DENIS DERCOURT : Là je te rejoins en tant que créateur
avec un petit « c ». Il nie semble que la contrainte est
beaucoup plus créatrice, alors là l'exemple du lac avec
le petit hôtel... c'est typiquement le genre de truc qui personnellement
me dérange... c'est justement parce que je ne trouve pas de
lac avec un arbre mais que je trouve quelque chose où il y
a un arbre là et l'hôtel n'est pas là qui va me
donner une idée. Je trouve que cette immense liberté,
en tout cas en ce qui me concerne, est extrêmement dangereuse.
JEAN-CLAUDE GUIGUET : Alors là, tu mets le doigt sur quelque
chose de vraiment essentiel. Je trouve effectivement qu'il n'y a rien
de pire que la liberté parce que c'est d'abord une censure,
il n'y a plus d'imaginaire : puisque tout est possible, on invente
plus rien. Donc, c'est le piège absolu je suis tout à
fait d'accord avec toi. Moi là je chercherais autre chose effectivement,
s'il n'y a pas l'hôtel à côté du lac, tu
inventes un truc... tu verras que ce se sera très supérieur
à l'image inventée par la machine.
CHRISTIAN PHILIBERT : Quand j'ai tourné mon premier court-métrage,
je me suis rendu compte que à chaque étape de la réalisation,
je faisais des concessions... on imagine un décor, alors on
le cherche... il est pas tout à fait comme on veut...
JEAN-CLAUDE GUIGUET : Mais il existe Christian, vous ne l'avez pas
trouvé, mais il existe. Moi je t'assure, j'ai écrit
des scènes incroyables, on a cherché pendant un an un
décor. J'avais inventé une châtaigneraie au dessus
du lac Lémant avec un pré, on m'a dit : « non,
ça n'existe pas ». Puisque je l'ai écrit c'est
qu'il existe... eh bien, un jour on l'a trouvé... Et ce n'est
pas la première fois, il y a deux ou trois exemples comme ça...
incroyable ! Les assistants ont cherché pendant des mois et
ils l'ont trouvé. Le problème, c'est que l'on est pas
assez patient. Tout ce qu'on écrit existe dans la réalité.

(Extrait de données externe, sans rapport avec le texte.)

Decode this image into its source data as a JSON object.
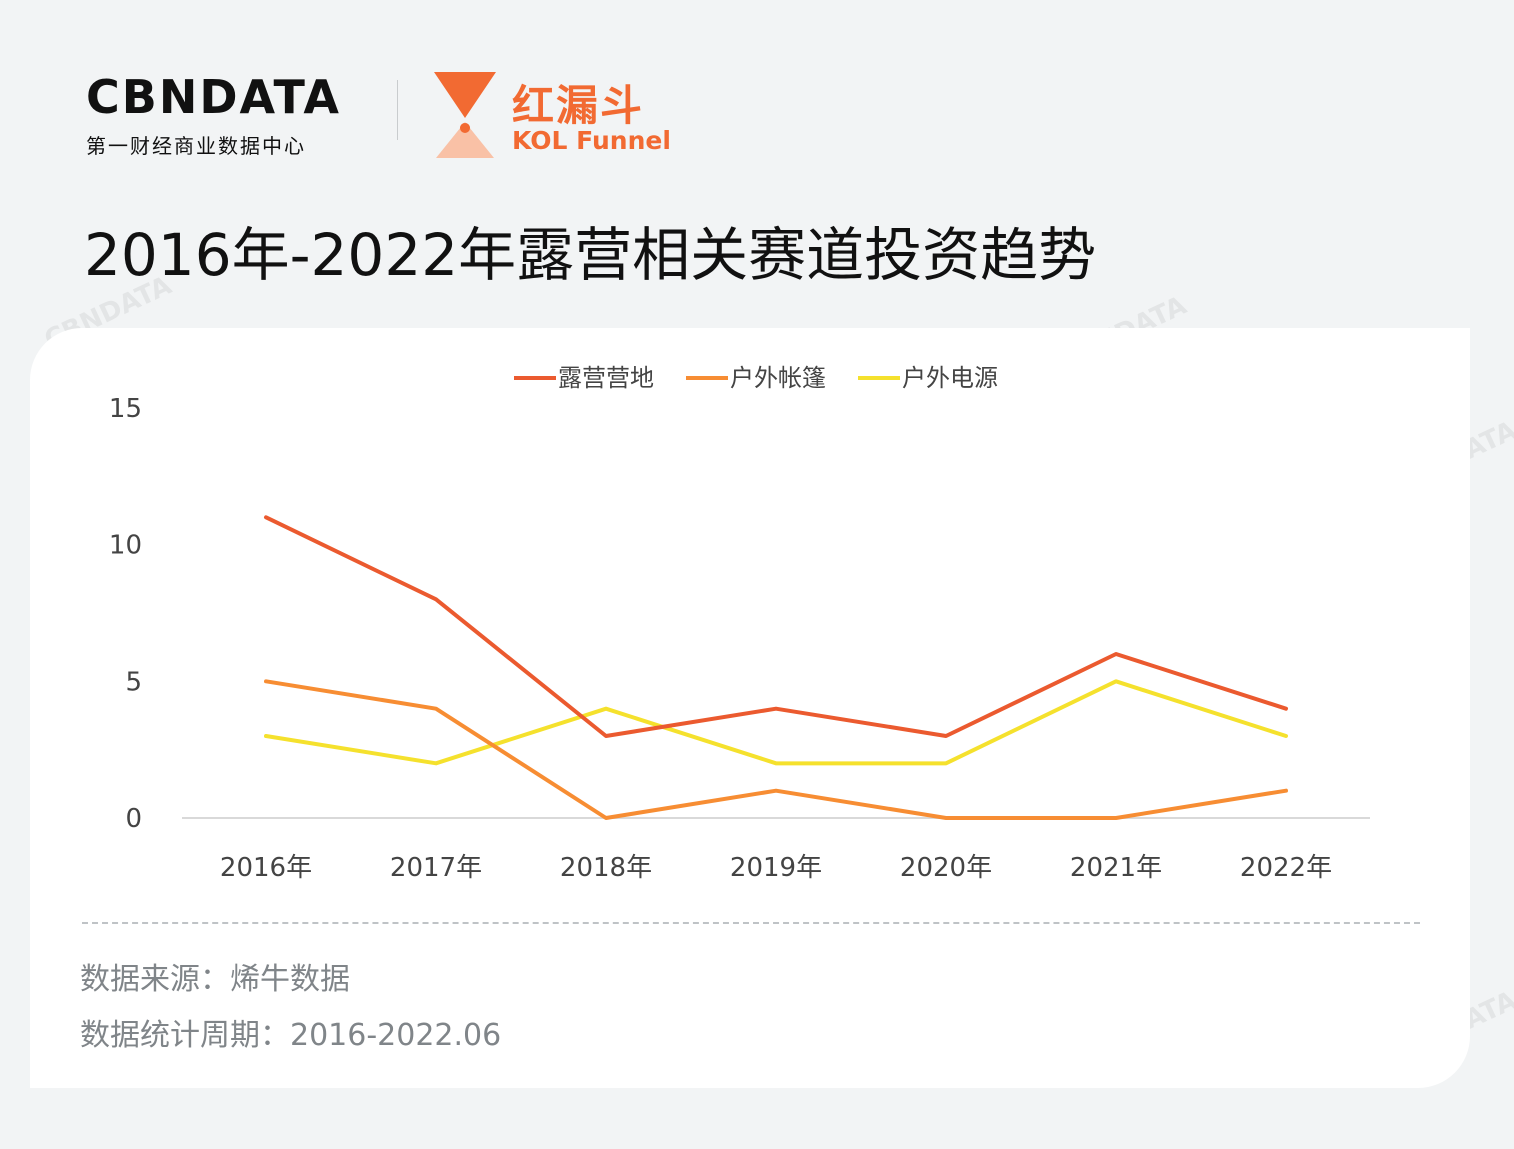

C'est monstrueux de dire ça, mais c'est vrai et évidemment
c'est du boulot, parce qu'il faut mettre le doigt dessus...
CHRISTIAN PHILIBERT : Les dinosaures, c'est difficile !
JEAN-CLAUDE GUIGUET : Les dinosaures ont existé mon cher ami...
Enfin, ce qui est extraordinaire, c'est que l'on est en train d'avoir
une discussion qui a l'air complètement contemporaine et à
la mode alors qu'en fait, à l'origine du cinéma il y
a toujours eu le monde vu par Lumière et le monde vu par Méliès
: d'un côté la reproduction lumineuse des éléments
atmosphériques, géographiques, physiques du monde, et
de l'autre, une invention de formes... donc, on n'a rien inventé.
Simplement, il ne faut pas que Méliès emporte le morceau
à jamais et que l'on ne puisse plus jamais regarder le jour
se lever en dehors de l'image virtuelle.
GILLES METHEL : Je voudrais savoir si à EX MACHINA, il y a
de nouveaux réalisateurs qui émergent... ou est-ce que
la façon d'utiliser ces technologies s'est modifiée
depuis qu'elles sont plus naturelles ? Quand il fallait effectivement
des grosses machines, ne pouvaient faire des effets spéciaux
que des réalisateurs avec beaucoup d'argent. Des gens comme
Caro et Jeunet, par exemple, sont des gens qui manipulent la technique.
Est-ce que cela modifie le regard de jeunes réalisateurs quand
ils veulent travailler avec vous par rapport à des réalisateurs
plus anciens ?
PASCAL CHARPENTIER : Je pense, oui sans doute... De notre côté
ce qu'on voit surtout se modifier aujourd'hui, c'est le regard des
techniciens. EX MACHINA est en relation avec des écoles de
cinéma, parce qu'en fait dans la formation des écoles
de cinéma de type Louis Lumière ou la Fémis,
il y a aussi l'apprentissage de ces nouvelles techniques et donc EX
MACHINA est un terrain d'entraînement pour les écoles.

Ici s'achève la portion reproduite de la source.